We use the Google Android Studio development environment: developer.android.com/studio
Swift is a general-purpose, multi-paradigm and compiled programming language developed by Apple Inc. This language was born from the need to simplify and make more secure the development of iOS applications, which were previously written in Objective-C language.
We use the Xcode development environment by Apple Inc.: developer.apple.com/xcode
The Open Source tools we use
Django is a high-level Python Web framework that greatly facilitates Web development, providing different packages and modules adaptable to any application. It uses the DRY (Don’t Repeat Yourself) philosophy: in this way, generic functions and behaviors are created to avoid repetitions, making the code cleaner. The code can be developed quickly and in a modular way, so that each function can be used and updated independently of the others. It also features the Django Rest Framework, which simplifies the creation of APIs ( Application Programming Interfaces ) and complex and highly customizable web services.

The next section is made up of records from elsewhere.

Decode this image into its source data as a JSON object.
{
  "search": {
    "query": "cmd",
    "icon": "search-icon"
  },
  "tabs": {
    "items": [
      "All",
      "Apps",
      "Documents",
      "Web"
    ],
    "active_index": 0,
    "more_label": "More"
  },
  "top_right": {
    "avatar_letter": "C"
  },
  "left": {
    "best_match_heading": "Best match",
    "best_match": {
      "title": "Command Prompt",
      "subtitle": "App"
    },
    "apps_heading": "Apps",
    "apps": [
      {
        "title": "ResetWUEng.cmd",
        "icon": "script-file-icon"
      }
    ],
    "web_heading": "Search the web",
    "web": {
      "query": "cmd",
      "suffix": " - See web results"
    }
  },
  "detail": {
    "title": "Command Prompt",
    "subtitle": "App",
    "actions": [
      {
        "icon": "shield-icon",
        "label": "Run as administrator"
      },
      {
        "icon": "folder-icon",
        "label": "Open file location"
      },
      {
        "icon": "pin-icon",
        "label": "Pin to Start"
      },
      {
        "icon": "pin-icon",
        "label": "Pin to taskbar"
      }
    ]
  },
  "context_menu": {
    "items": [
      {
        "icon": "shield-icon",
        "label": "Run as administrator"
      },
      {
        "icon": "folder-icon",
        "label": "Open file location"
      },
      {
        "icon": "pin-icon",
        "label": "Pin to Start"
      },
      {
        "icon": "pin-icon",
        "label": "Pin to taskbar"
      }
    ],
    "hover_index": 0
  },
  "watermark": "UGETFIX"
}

PostgreSQL is a powerful open source object relational database system with over 30 years of active development that has earned it a solid reputation for reliability, robustness of features and performance. PostgreSQL has many features to help developers create applications. Besides being free and open source, PostgreSQL is highly extensible. Follows the ACID philosophy (Atomicity, Consistency, Isolation, Durability) and allows multi-user access. PostgreSQL can also be combined with PostGIS libraries to manage spatial objects.
Open Trip Planner
OpenTripPlanner (OTP) is a family of open source software projects that provide analysis services for transport networks and passengers. The Java core component on the server side finds routes that combine transit, pedestrian, bicycle and car segments through open and widely available standards-based OpenStreetMap and GTFS data networks. This service can be accessed directly through its Web API or by using a wide range of client libraries. It is not compatible with many versions of Java, but it is possible to solve the problem by using an OTP container with a supported Java version.

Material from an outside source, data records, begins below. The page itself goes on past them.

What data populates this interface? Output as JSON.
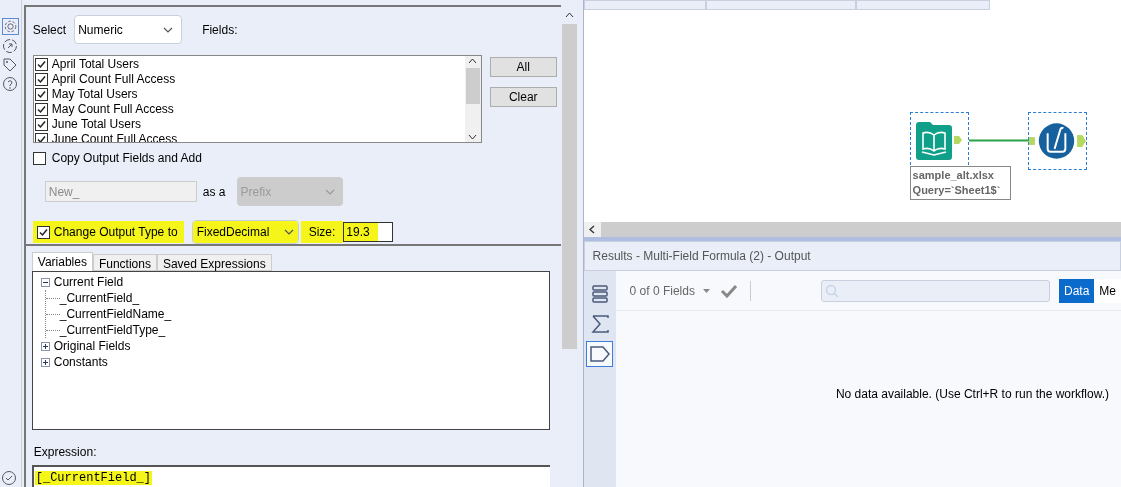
{
  "config": {
    "select": {
      "label": "Select",
      "value": "Numeric"
    },
    "fields_label": "Fields:",
    "fields": [
      {
        "label": "April Total Users",
        "checked": true
      },
      {
        "label": "April Count Full Access",
        "checked": true
      },
      {
        "label": "May Total Users",
        "checked": true
      },
      {
        "label": "May Count Full Access",
        "checked": true
      },
      {
        "label": "June Total Users",
        "checked": true
      },
      {
        "label": "June Count Full Access",
        "checked": true
      }
    ],
    "buttons": [
      "All",
      "Clear"
    ],
    "copy_output": {
      "label": "Copy Output Fields and Add",
      "checked": false
    },
    "prefix_field": {
      "value": "New_",
      "disabled": true
    },
    "as_a": "as a",
    "position_select": {
      "value": "Prefix",
      "disabled": true
    },
    "change_type": {
      "label": "Change Output Type to",
      "checked": true,
      "type_value": "FixedDecimal",
      "size_label": "Size:",
      "size_value": "19.3",
      "highlighted": true
    },
    "tabs": [
      {
        "label": "Variables",
        "selected": true
      },
      {
        "label": "Functions",
        "selected": false
      },
      {
        "label": "Saved Expressions",
        "selected": false
      }
    ],
    "tree": [
      {
        "label": "Current Field",
        "expanded": true,
        "children": [
          {
            "label": "_CurrentField_"
          },
          {
            "label": "_CurrentFieldName_"
          },
          {
            "label": "_CurrentFieldType_"
          }
        ]
      },
      {
        "label": "Original Fields",
        "expanded": false
      },
      {
        "label": "Constants",
        "expanded": false
      }
    ],
    "expression_label": "Expression:",
    "expression": {
      "value": "[_CurrentField_]",
      "highlighted": true
    }
  },
  "canvas": {
    "annotation": [
      "sample_alt.xlsx",
      "Query=`Sheet1$`"
    ]
  },
  "results": {
    "title": "Results - Multi-Field Formula (2) - Output",
    "fields_count": "0 of 0 Fields",
    "side_tools": [
      {
        "kind": "list",
        "selected": false
      },
      {
        "kind": "sum",
        "selected": false
      },
      {
        "kind": "tag",
        "selected": true
      }
    ],
    "view_tabs": [
      {
        "label": "Data",
        "selected": true
      },
      {
        "label": "Me",
        "selected": false
      }
    ],
    "empty_message": "No data available. (Use Ctrl+R to run the workflow.)"
  }
}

Docker gives developers the freedom to create, manage and protect applications by avoiding most of the problems due to software incompatibility. Docker allows you to create containers that contain a specific application and all its dependencies, so that the application works quickly and reliably from one computing environment to another. A Docker container image is a lightweight, stand-alone, and executable software package that includes everything you need to run an application. There is an official repository of ready-made Docker images (Docker Hub).
Routing Google OR-Tools libraries
OR-Tools is an open source software dedicated to operational research, which includes a routing library specialized in solving vehicle routing problems, in which the goal is to find efficient routes for the transport of people or goods through a complex network.
The PoolBus prototype uses the VRPTW (Vehicle Routing problems With Time Windows) routing algorithm of this library, adding the clause that each drop-off must take place following the corresponding pick-up. The solver searches for the optimal route to satisfy all requests for passage within the time windows associated with each stop. The initial data are the destination source matrix, a list of time windows, the number of available vehicles and the reference of the deposit.
The library contains wrappers for the Python, Java and C # languages, which allow developers to use the library in a simple and intuitive way even in languages other than the native one.